E-Learning vs. Traditional Teaching Methods
Chris Blackmore (Sheffield University, UK), Emmy van Deurzen (Sheffield University, UK) and Diby Tantam (Sheffield University, UK)
Copyright: © 2006
We have conducted a series of action research projects on elearning in recent years, funded by grants from the European Commission. The SEPT project (Tantam, 2001) showed that access to psychotherapy for those who are in most need is restricted in many European countries. Accessibility factors played a part in this, and the SEPTIMUS project was designed to widen accessibility to psychotherapy by increasing access to training for students who live in geographically isolated areas, who have family/work commitments or who have a disability.
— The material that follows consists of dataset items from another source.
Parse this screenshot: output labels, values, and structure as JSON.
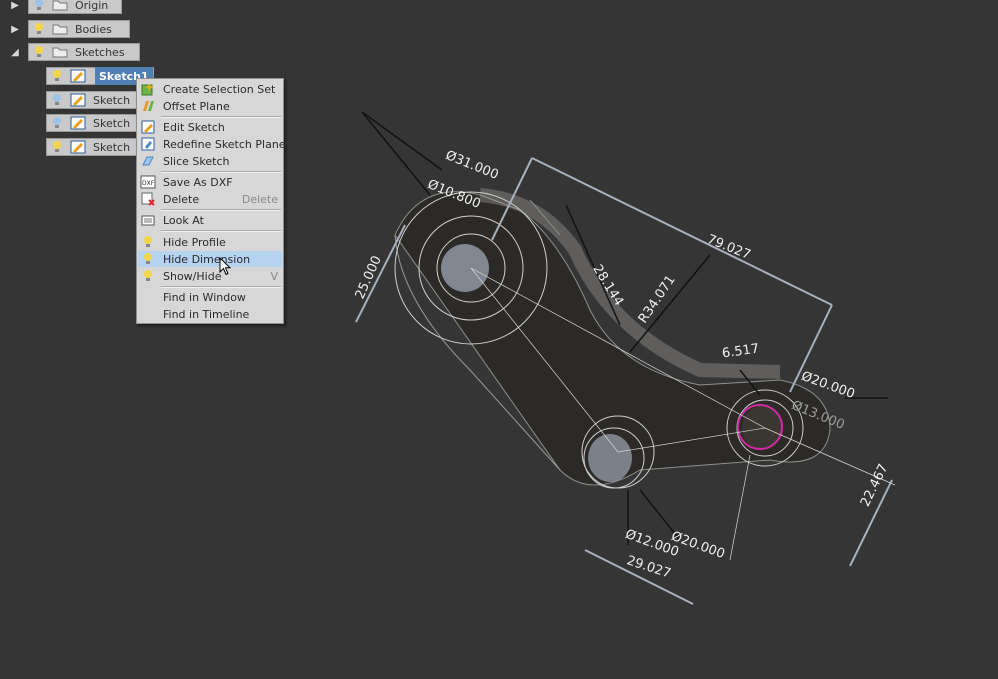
{
  "browser": {
    "origin": "Origin",
    "bodies": "Bodies",
    "sketches": "Sketches",
    "sketch_items": [
      "Sketch1",
      "Sketch",
      "Sketch",
      "Sketch"
    ]
  },
  "context_menu": {
    "items": [
      {
        "label": "Create Selection Set",
        "icon": "selection-set-icon"
      },
      {
        "label": "Offset Plane",
        "icon": "offset-plane-icon"
      },
      {
        "label": "Edit Sketch",
        "icon": "edit-sketch-icon"
      },
      {
        "label": "Redefine Sketch Plane",
        "icon": "redefine-plane-icon"
      },
      {
        "label": "Slice Sketch",
        "icon": "slice-sketch-icon"
      },
      {
        "label": "Save As DXF",
        "icon": "dxf-icon"
      },
      {
        "label": "Delete",
        "shortcut": "Delete",
        "icon": "delete-icon"
      },
      {
        "label": "Look At",
        "icon": "look-at-icon"
      },
      {
        "label": "Hide Profile",
        "icon": "lightbulb-icon"
      },
      {
        "label": "Hide Dimension",
        "icon": "lightbulb-icon"
      },
      {
        "label": "Show/Hide",
        "shortcut": "V",
        "icon": "lightbulb-icon"
      },
      {
        "label": "Find in Window",
        "icon": ""
      },
      {
        "label": "Find in Timeline",
        "icon": ""
      }
    ],
    "highlighted": "Hide Dimension"
  },
  "dimensions": {
    "d31": "Ø31.000",
    "d10": "Ø10.800",
    "d25": "25.000",
    "d79": "79.027",
    "d28": "28.144",
    "r34": "R34.071",
    "d6": "6.517",
    "d20a": "Ø20.000",
    "d13": "Ø13.000",
    "d22": "22.467",
    "d12": "Ø12.000",
    "d20b": "Ø20.000",
    "d29": "29.027"
  },
  "colors": {
    "background": "#353535",
    "node_bg": "#c9c9c9",
    "selected_bg": "#4f7fb3",
    "menu_bg": "#d7d7d7",
    "menu_highlight": "#b6d3f2",
    "accent_magenta": "#d02aa0"
  }
}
SEPTIMUS is a 1-year psychotherapy training program blending theoretical instruction and tutoring delivered by elearning methods with supervision, therapy and practical experience delivered face to face and local to one of the 16 participating training centers, located in one of eight European countries. The project was coordinated from the United Kingdom (UK), and the training program was available to students in Austria, Czech Republic, Ireland, Italy, Poland, Portugal, Romania and UK The impact of the training was evaluation by means of student self-assessments, participation, time spent on-site, tutor-marked assignments, tutor feedback, supervisor reports and student feedback. One hundred fifty-six students have completed the course, and we recruited an additional 61 students taking comparable but traditional face-to-face courses in three of our participating training institutes to act as educational controls. In this article, we present the results of a comparison between the elearning students and these educational controls.